Calculation of the Correction Factor

Hb values of filter paper B were compared with the Hb values of filter paper A for establishing the correction factor for predicting Hb values obtained from single drop of whole blood spot (filter paper B). For this purpose filter paper A and B of 80 subjects were randomly selected.

The following correction factor was established:

$$\text{Predicted value of Hb}=2.3+0.53\times \text{Hb value in DBSs of}5\text{mm in diameter}\left(\text{filter paper B}\right)$$

Results

Mean Hb values obtained from filter paper A (indirect cyanmethemoglobin method) was 7.1 ± 1.0 g/dl. Mean Hb values in whole blood spot (filter paper B) was 8.8 ± 1.1 g/dl. Mean difference in Hb values of filter paper A and B was 1.8 ± 1.0 g/dl.

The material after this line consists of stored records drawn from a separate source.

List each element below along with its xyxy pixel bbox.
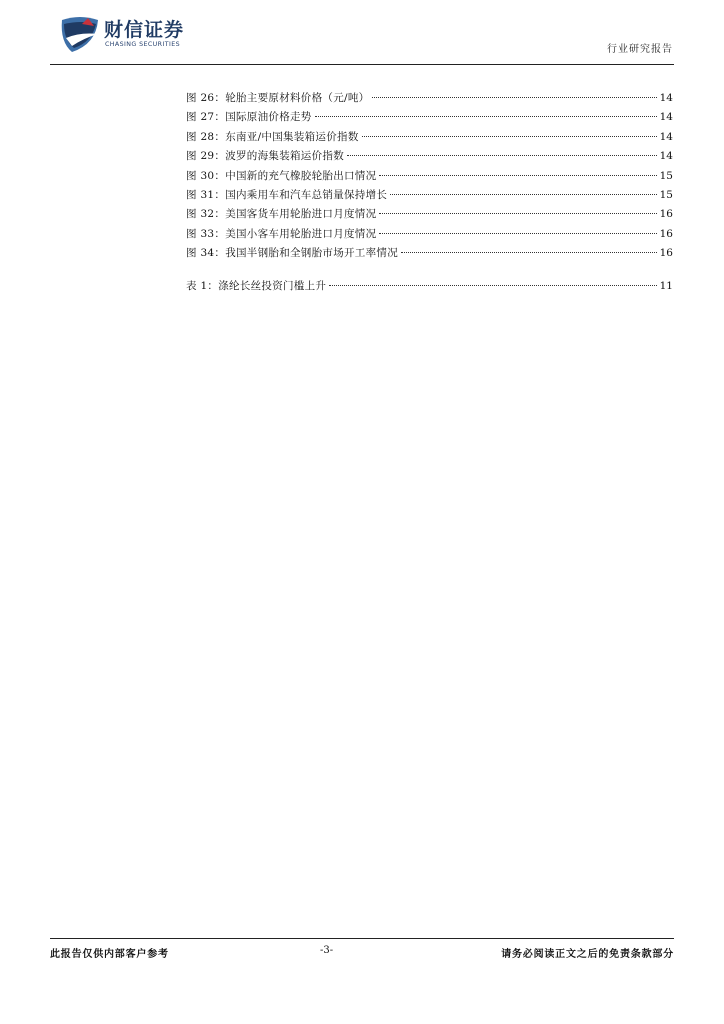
toc-entry-label: 图 28：东南亚/中国集装箱运价指数: [186, 130, 359, 143]
toc-entry-label: 图 32：美国客货车用轮胎进口月度情况: [186, 208, 377, 221]
toc-entry-figure-34[interactable]: [186, 244, 673, 263]
toc-entry-figure-27[interactable]: [186, 108, 673, 127]
logo-emblem-icon: [58, 14, 100, 56]
toc-entry-label: 图 30：中国新的充气橡胶轮胎出口情况: [186, 169, 377, 182]
toc-entry-page: 15: [659, 188, 673, 201]
footer-divider: [50, 938, 674, 939]
dot-leader: [390, 194, 656, 195]
toc-entry-figure-33[interactable]: [186, 225, 673, 244]
toc-entry-label: 图 33：美国小客车用轮胎进口月度情况: [186, 227, 377, 240]
toc-entry-label: 表 1：涤纶长丝投资门槛上升: [186, 279, 327, 292]
dot-leader: [315, 116, 657, 117]
toc-entry-page: 14: [659, 111, 673, 124]
toc-entry-table-1[interactable]: [186, 277, 673, 296]
dot-leader: [379, 233, 656, 234]
toc-entry-label: 图 34：我国半钢胎和全钢胎市场开工率情况: [186, 247, 398, 260]
toc-entry-label: 图 26：轮胎主要原材料价格（元/吨）: [186, 92, 370, 104]
toc-entry-page: 16: [659, 208, 673, 221]
footer-disclaimer-left: 此报告仅供内部客户参考: [50, 949, 169, 960]
page-header: [0, 0, 724, 70]
toc-entry-figure-29[interactable]: [186, 147, 673, 166]
toc-entry-figure-28[interactable]: [186, 128, 673, 147]
toc-entry-figure-26[interactable]: [186, 89, 673, 108]
footer-disclaimer-right: 请务必阅读正文之后的免责条款部分: [501, 949, 674, 960]
logo-english-name: CHASING SECURITIES: [105, 41, 180, 48]
toc-section-gap: [186, 264, 673, 277]
page-footer: [50, 945, 674, 961]
logo-chinese-name: 财信证券: [104, 19, 185, 41]
dot-leader: [379, 213, 656, 214]
page-number: -3-: [320, 945, 334, 956]
toc-entry-page: 14: [659, 92, 673, 104]
dot-leader: [329, 285, 656, 286]
toc-entry-label: 图 29：波罗的海集装箱运价指数: [186, 150, 344, 163]
toc-entry-page: 16: [659, 227, 673, 240]
toc-entry-page: 15: [659, 169, 673, 182]
dot-leader: [379, 175, 656, 176]
toc-entry-page: 14: [659, 150, 673, 163]
toc-entry-figure-30[interactable]: [186, 167, 673, 186]
report-type-label: 行业研究报告: [607, 44, 673, 55]
toc-entry-page: 11: [659, 279, 673, 292]
dot-leader: [347, 155, 657, 156]
toc-entry-figure-31[interactable]: [186, 186, 673, 205]
toc-entry-page: 16: [659, 247, 673, 260]
dot-leader: [372, 97, 656, 98]
header-divider: [50, 64, 674, 65]
dot-leader: [362, 136, 657, 137]
dot-leader: [401, 252, 657, 253]
toc-entry-page: 14: [659, 130, 673, 143]
toc-entry-label: 图 27：国际原油价格走势: [186, 111, 312, 124]
company-logo: [58, 14, 208, 58]
toc-entry-figure-32[interactable]: [186, 205, 673, 224]
toc-entry-label: 图 31：国内乘用车和汽车总销量保持增长: [186, 188, 388, 201]
table-of-contents: [186, 89, 673, 296]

Bland–Altman plot was prepared to validate the corrected Hb values obtained from whole blood spot (filter paper B) with Hb values in filter paper A (indirect cyanmethemoglobin method) for remaining 44 subjects . The Bland–Altman plot in Fig. 1 suggested that the difference in values obtained by the two methods was within the 1.5 SD limits for most of the samples. Less than 5% of the values were outside the 1.5 SD limits, suggesting high validity of the correction factor.

Fig. 1.

Bland–Altman plot of differences in hemoglobin values between filter paper A and B

Conclusion

The findings of the present study revealed that estimation of Hb using single drop of blood on filter paper after applying the correction factor provides results similar to indirect cyanmethemoglobin method using 20 µl of blood. Estimation of Hb in one drop of blood taken directly on the filter paper can be used as an alternate method for 20 µl of blood spot in extensive community surveys since it requires minimum training of the field staff and support facilities.

In addition, cleaning the micropipette after every blood sample taken requires a tedious process, which may not be possible in areas with inadequate laboratory facilities leading to errors in estimation of Hb. Other sources of error in collection of 20 µl of blood using a micropipette are: (1) inadequate removal of excess blood from the pipette (2) blood in the pipette not fully blown out (3) improper wiping of the blood outside the pipette before depositing the blood on the filter paper and (4) air bubbles in the blood column in the pipette. Therefore, this method may be more convenient and effective in reducing errors in blood collection in case of untrained staff.

Compliance with Ethical Standards

Conflict of interest

The authors declare that they have no conflict of interest.